Geschrieben am 7. Mai 2011 von für Carlos, Crimemag, Kolumnen und Themen

Carlos

Politische Freunde kann man sich aussuchen. Oder sollte es zumindest. Es ist aber nicht immer so einfach. Ein Report mit Weinschorle, hier bei Carlos:

Ja, ich habe gebrüllt!

So laut, wie seit der Niederringung der blau-weißgestreiften Andensöhne und ihres Trainertrolls im letzten Jahr nicht mehr. Zwar ging mir sofort mein Mappuschnuffi haptisch und schmusetechnisch ab, aber der grün/rote Wahlsieg vor einigen Wochen, der hat unsereinen im Südwesten schon nachhaltig erfreut – doch, doch!

Allerdings: Ein bissel mulmig war und blieb es mir – und bevor die Neuen in Stuttgart loslegen, sei davon berichtet:

Am Vorabend der Wahl besuchte mich mein langjähriger Freund Alwin Buck aus Oberschwaben.

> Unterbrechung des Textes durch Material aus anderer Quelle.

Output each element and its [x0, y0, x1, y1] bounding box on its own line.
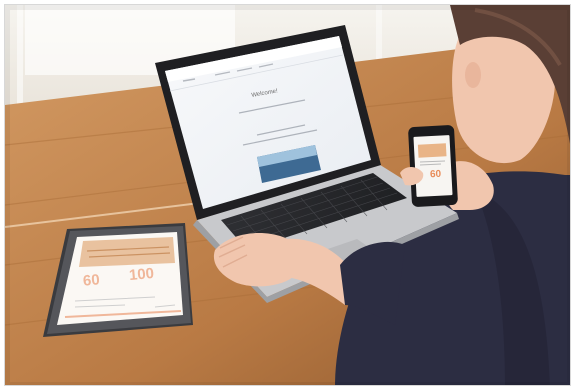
smartphone-image [417, 143, 447, 158]
tablet-header-image [79, 237, 175, 267]
tablet-number-2: 100 [128, 264, 155, 285]
photo-scene [5, 5, 570, 385]
tablet-number-1: 60 [82, 271, 101, 290]
scene-illustration [5, 5, 570, 385]
photo-frame: Welcome! 60 100 60 [4, 4, 571, 386]
person-ear [465, 62, 481, 88]
phone-number: 60 [429, 168, 442, 181]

Alwin ist ein körperlich von mir sehr gut zu unterscheidender agiler Pädagoge, der sein – zuzugebendermaßen – kaum vorhandenes Längenwachstum durch Mut, Raffinesse, ja eine mitunter tollkühne Frechheit mehr als ausgleicht.

(So hat der Lebenszeitbeamte auch schon mal Schulmöbel vom Arbeitsplatz entwendet und schamlos auf dem örtlichen Flohmarkt verscherbelt – auch eine tollkühne Verfolgungsjagd zwecks der Vermeidung einer Alkoholkontrolle hat er auf dem Buckel. Und vor allem: Er hat sie gewonnen.)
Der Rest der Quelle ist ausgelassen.